Es decir, nos encontramos ante un escenario en el que el número de personas asalariadas ha crecido, el peso de su salario en la renta primaria ha disminuido, dicha renta total ha aumentado cuando los no asalariados son cada vez menos, y lo que no se reparte, que es mucho y para muy pocos, es lo que se destina a la clase social capitalista. Esta es la lógica de un sistema como el actual, que se basa en la acumulación y en el que, por definición, esta acumulación no repartida genera desigualdades económicas cada vez más palpables.
Es asimismo importante tener en cuenta que, dentro de esa proporción de la renta que va destinada a quienes viven de su trabajo, están también aquellas personas que ostentan altos cargos, como, por ejemplo, los ejecutivos de las empresas. Formalmente, se trata de asalariados y, por tanto, su remuneración es de tipo salarial, pero los niveles de ésta están muy por encima de la media del resto de trabajadores, y dada su responsabilidad en la evolución de las empresas difícilmente pueden considerarse clase trabajadora, aun cuando de ese trozo de pastel salarial que mencionamos antes, una parte vaya para ellos. Además, debido a los complementos salariales que cobran (en forma de participaciones sobre acciones o de acciones directamente, por ejemplo), también reciben una parte de la proporción destinada a beneficios empresariales. Se da pues, al añadir este matiz a nuestro análisis, una doble desigualdad; por un lado, la caída de los salarios en la distribución de la renta primaria como ya vimos y, por otro lado, ya dentro del conjunto de asalariados, una nueva distinción entre remuneraciones simples y remuneraciones mixtas, que podemos considerar «dopadas» de complementos en el salario. Es evidente la distinción entre un trabajador estándar y un alto cargo, y es evidente también que las remuneraciones de uno y otro pueden haber seguido trayectorias opuestas, más aún si tenemos en cuenta que su remuneración es una amalgama de complementos salariales. Esto ocurre cuando, además, este alto cargo recibe igualmente rentas del capital y de este modo, poco a poco, puede ir pasando gradualmente a ser más clase capitalista que trabajadora.
Así pues, detrás del incremento de la desigualdad de la renta que hemos vivido como tendencia general en los últimos años, nos encontramos precisamente con este empeoramiento de la participación de los salarios en la renta total de los países, explicación que vuelve a situar en el centro, pues, nuestro papel en el proceso productivo, es decir, la clase social a la que pertenecemos. Hay otros elementos, claro está (como, por ejemplo, las ganancias de capital, que explican en buena medida la extraordinaria mejora de los ingresos de la franja más rica de la población), pero es evidente que la clase social sigue siendo clave, y actúa también en estas otras fuentes de desigualdad.

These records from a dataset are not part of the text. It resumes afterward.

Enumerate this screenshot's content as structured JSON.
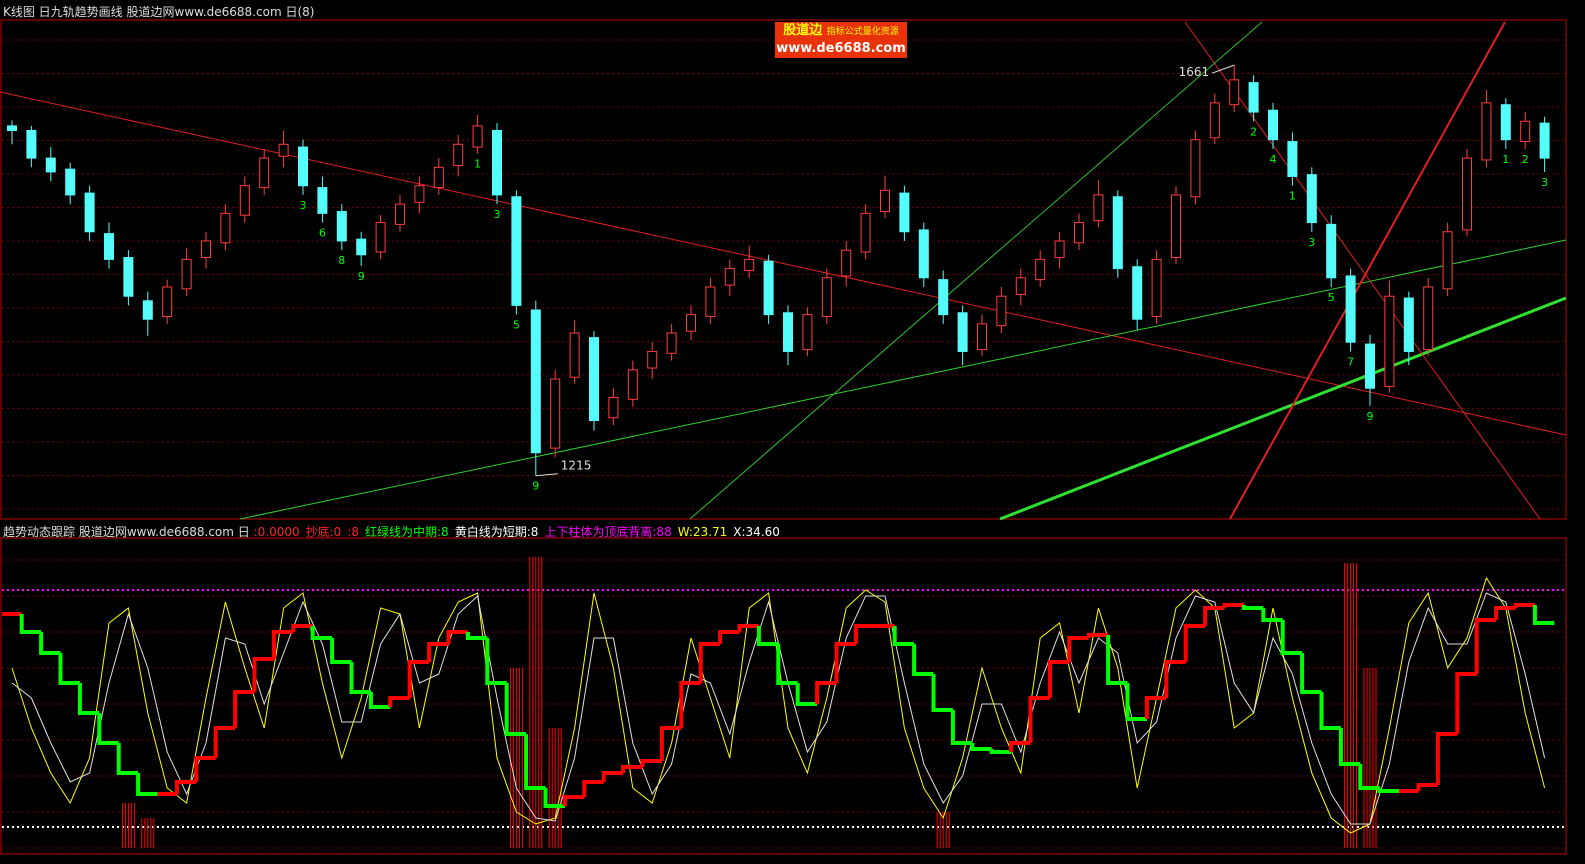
{
  "header": {
    "title": "K线图 日九轨趋势画线 股道边网www.de6688.com 日(8)"
  },
  "watermark": {
    "brand": "股道边",
    "tagline": "指标公式量化资源",
    "url": "www.de6688.com"
  },
  "chart_data": [
    {
      "type": "candlestick",
      "up_color": "#ff3c3c",
      "down_color": "#54fcfc",
      "ylim": [
        1168,
        1710
      ],
      "ohlc": [
        [
          1595,
          1601,
          1575,
          1590
        ],
        [
          1590,
          1595,
          1550,
          1560
        ],
        [
          1560,
          1572,
          1535,
          1545
        ],
        [
          1548,
          1555,
          1510,
          1520
        ],
        [
          1522,
          1530,
          1470,
          1480
        ],
        [
          1478,
          1490,
          1440,
          1450
        ],
        [
          1452,
          1460,
          1400,
          1410
        ],
        [
          1405,
          1415,
          1367,
          1385
        ],
        [
          1388,
          1428,
          1380,
          1420
        ],
        [
          1418,
          1462,
          1410,
          1450
        ],
        [
          1452,
          1480,
          1440,
          1470
        ],
        [
          1468,
          1510,
          1460,
          1500
        ],
        [
          1498,
          1540,
          1490,
          1530
        ],
        [
          1528,
          1570,
          1520,
          1560
        ],
        [
          1562,
          1590,
          1550,
          1575
        ],
        [
          1572,
          1580,
          1520,
          1530
        ],
        [
          1528,
          1540,
          1490,
          1500
        ],
        [
          1502,
          1510,
          1460,
          1470
        ],
        [
          1472,
          1480,
          1443,
          1455
        ],
        [
          1458,
          1498,
          1450,
          1490
        ],
        [
          1488,
          1520,
          1480,
          1510
        ],
        [
          1512,
          1540,
          1500,
          1530
        ],
        [
          1528,
          1560,
          1520,
          1550
        ],
        [
          1552,
          1585,
          1540,
          1575
        ],
        [
          1572,
          1607,
          1565,
          1595
        ],
        [
          1590,
          1598,
          1510,
          1520
        ],
        [
          1518,
          1525,
          1390,
          1400
        ],
        [
          1395,
          1405,
          1215,
          1240
        ],
        [
          1245,
          1330,
          1235,
          1320
        ],
        [
          1322,
          1384,
          1315,
          1370
        ],
        [
          1365,
          1372,
          1264,
          1275
        ],
        [
          1278,
          1310,
          1270,
          1300
        ],
        [
          1298,
          1340,
          1290,
          1330
        ],
        [
          1332,
          1360,
          1320,
          1350
        ],
        [
          1348,
          1380,
          1340,
          1370
        ],
        [
          1372,
          1400,
          1362,
          1390
        ],
        [
          1388,
          1430,
          1380,
          1420
        ],
        [
          1422,
          1450,
          1410,
          1440
        ],
        [
          1438,
          1465,
          1430,
          1450
        ],
        [
          1448,
          1455,
          1380,
          1390
        ],
        [
          1392,
          1400,
          1335,
          1350
        ],
        [
          1352,
          1398,
          1345,
          1390
        ],
        [
          1388,
          1440,
          1380,
          1430
        ],
        [
          1432,
          1470,
          1420,
          1460
        ],
        [
          1458,
          1510,
          1450,
          1500
        ],
        [
          1502,
          1541,
          1495,
          1525
        ],
        [
          1522,
          1530,
          1470,
          1480
        ],
        [
          1482,
          1490,
          1420,
          1430
        ],
        [
          1428,
          1438,
          1380,
          1390
        ],
        [
          1392,
          1400,
          1335,
          1350
        ],
        [
          1352,
          1390,
          1345,
          1380
        ],
        [
          1378,
          1420,
          1370,
          1410
        ],
        [
          1412,
          1440,
          1400,
          1430
        ],
        [
          1428,
          1460,
          1420,
          1450
        ],
        [
          1452,
          1480,
          1440,
          1470
        ],
        [
          1468,
          1500,
          1460,
          1490
        ],
        [
          1492,
          1536,
          1485,
          1520
        ],
        [
          1518,
          1525,
          1430,
          1440
        ],
        [
          1442,
          1450,
          1373,
          1385
        ],
        [
          1388,
          1460,
          1380,
          1450
        ],
        [
          1452,
          1530,
          1445,
          1520
        ],
        [
          1518,
          1590,
          1510,
          1580
        ],
        [
          1582,
          1630,
          1575,
          1620
        ],
        [
          1618,
          1661,
          1610,
          1645
        ],
        [
          1642,
          1650,
          1600,
          1610
        ],
        [
          1612,
          1620,
          1570,
          1580
        ],
        [
          1578,
          1588,
          1530,
          1540
        ],
        [
          1542,
          1550,
          1480,
          1490
        ],
        [
          1488,
          1498,
          1420,
          1430
        ],
        [
          1432,
          1440,
          1350,
          1360
        ],
        [
          1358,
          1368,
          1291,
          1310
        ],
        [
          1312,
          1427,
          1305,
          1410
        ],
        [
          1408,
          1415,
          1335,
          1350
        ],
        [
          1352,
          1430,
          1345,
          1420
        ],
        [
          1418,
          1490,
          1410,
          1480
        ],
        [
          1482,
          1570,
          1475,
          1560
        ],
        [
          1558,
          1634,
          1550,
          1620
        ],
        [
          1618,
          1625,
          1570,
          1580
        ],
        [
          1578,
          1610,
          1570,
          1600
        ],
        [
          1598,
          1605,
          1545,
          1560
        ]
      ],
      "annotations": [
        {
          "value": 1661,
          "at": 63
        },
        {
          "value": 1215,
          "at": 27
        }
      ],
      "td_color": "#00ff00",
      "td_counts": [
        {
          "at": 15,
          "value": 3
        },
        {
          "at": 16,
          "value": 6
        },
        {
          "at": 17,
          "value": 8
        },
        {
          "at": 18,
          "value": 9
        },
        {
          "at": 24,
          "value": 1
        },
        {
          "at": 25,
          "value": 3
        },
        {
          "at": 26,
          "value": 5
        },
        {
          "at": 27,
          "value": 9
        },
        {
          "at": 64,
          "value": 2
        },
        {
          "at": 65,
          "value": 4
        },
        {
          "at": 66,
          "value": 1
        },
        {
          "at": 67,
          "value": 3
        },
        {
          "at": 68,
          "value": 5
        },
        {
          "at": 69,
          "value": 7
        },
        {
          "at": 70,
          "value": 9
        },
        {
          "at": 77,
          "value": 1
        },
        {
          "at": 78,
          "value": 2
        },
        {
          "at": 79,
          "value": 3
        }
      ]
    },
    {
      "type": "oscillator",
      "title": "趋势动态跟踪 股道边网www.de6688.com 日",
      "items": [
        {
          "text": ":0.0000",
          "color": "#ff2020"
        },
        {
          "text": "抄底:0",
          "color": "#ff2020"
        },
        {
          "text": ":8",
          "color": "#ff2020"
        },
        {
          "text": "红绿线为中期:8",
          "color": "#00ff00"
        },
        {
          "text": "黄白线为短期:8",
          "color": "#ffffff"
        },
        {
          "text": "上下柱体为顶底背离:88",
          "color": "#ff00ff"
        },
        {
          "text": "W:23.71",
          "color": "#ffff00"
        },
        {
          "text": "X:34.60",
          "color": "#ffffff"
        }
      ],
      "ylim": [
        0,
        100
      ],
      "levels": [
        {
          "value": 86,
          "color": "#ff00ff"
        },
        {
          "value": 7,
          "color": "#ffffff"
        }
      ],
      "mid": {
        "up_color": "#ff0000",
        "down_color": "#00ff00",
        "values": [
          78,
          72,
          65,
          55,
          45,
          35,
          25,
          18,
          18,
          22,
          30,
          40,
          52,
          63,
          72,
          74,
          70,
          62,
          52,
          47,
          50,
          62,
          68,
          72,
          70,
          55,
          38,
          20,
          14,
          17,
          22,
          25,
          27,
          29,
          40,
          55,
          68,
          72,
          74,
          68,
          55,
          48,
          55,
          68,
          74,
          74,
          68,
          58,
          46,
          35,
          33,
          32,
          35,
          50,
          62,
          70,
          71,
          55,
          43,
          50,
          62,
          74,
          80,
          81,
          80,
          76,
          65,
          52,
          40,
          28,
          20,
          19,
          19,
          21,
          38,
          58,
          76,
          80,
          81,
          75
        ]
      },
      "series": [
        {
          "color": "#ffff00",
          "values": [
            60,
            40,
            25,
            15,
            30,
            75,
            80,
            45,
            20,
            15,
            50,
            82,
            60,
            40,
            80,
            85,
            55,
            30,
            50,
            80,
            78,
            40,
            70,
            82,
            85,
            30,
            12,
            8,
            10,
            40,
            85,
            60,
            20,
            15,
            35,
            70,
            50,
            30,
            80,
            85,
            40,
            25,
            50,
            80,
            86,
            82,
            40,
            20,
            10,
            30,
            60,
            40,
            25,
            70,
            75,
            45,
            80,
            60,
            20,
            50,
            80,
            86,
            80,
            40,
            45,
            80,
            50,
            25,
            10,
            5,
            8,
            40,
            75,
            85,
            60,
            70,
            90,
            80,
            45,
            20
          ]
        },
        {
          "color": "#e0e0e0",
          "values": [
            55,
            50,
            35,
            22,
            25,
            55,
            78,
            60,
            32,
            18,
            35,
            70,
            68,
            48,
            65,
            82,
            68,
            42,
            42,
            68,
            78,
            55,
            58,
            78,
            84,
            50,
            20,
            10,
            9,
            30,
            70,
            70,
            35,
            18,
            28,
            58,
            55,
            38,
            62,
            82,
            55,
            32,
            42,
            70,
            84,
            84,
            55,
            28,
            15,
            24,
            48,
            48,
            32,
            55,
            72,
            55,
            70,
            65,
            35,
            42,
            70,
            84,
            82,
            55,
            45,
            70,
            58,
            35,
            18,
            8,
            8,
            28,
            62,
            80,
            68,
            68,
            85,
            82,
            58,
            30
          ]
        }
      ],
      "bar_color": "#ff0000",
      "bars": [
        {
          "at": 6,
          "value": 15
        },
        {
          "at": 7,
          "value": 10
        },
        {
          "at": 26,
          "value": 60
        },
        {
          "at": 27,
          "value": 97
        },
        {
          "at": 28,
          "value": 40
        },
        {
          "at": 48,
          "value": 12
        },
        {
          "at": 69,
          "value": 95
        },
        {
          "at": 70,
          "value": 60
        }
      ]
    }
  ]
}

Poner de relieve la importancia de la lucha de clases desde una visión económica del conflicto es lo que hemos pretendido en este artículo, pues lejos de situar esta lucha como algo del pasado o de poca relevancia, como ya anticipamos al principio, a la vista de lo expuesto, debe otorgársele la importancia que se merece. Tiene por tanto todo el sentido incidir en propuestas que se dirijan hacia la construcción de alternativas a un sistema económico que basa su dinámica en la detracción de valor de la clase social mayoritaria, la trabajadora, para apropiarse de él y destinarlo a la clase social propietaria de los medios de producción. Mientras exista desigualdad económica, por tanto, la lucha de clases continúa.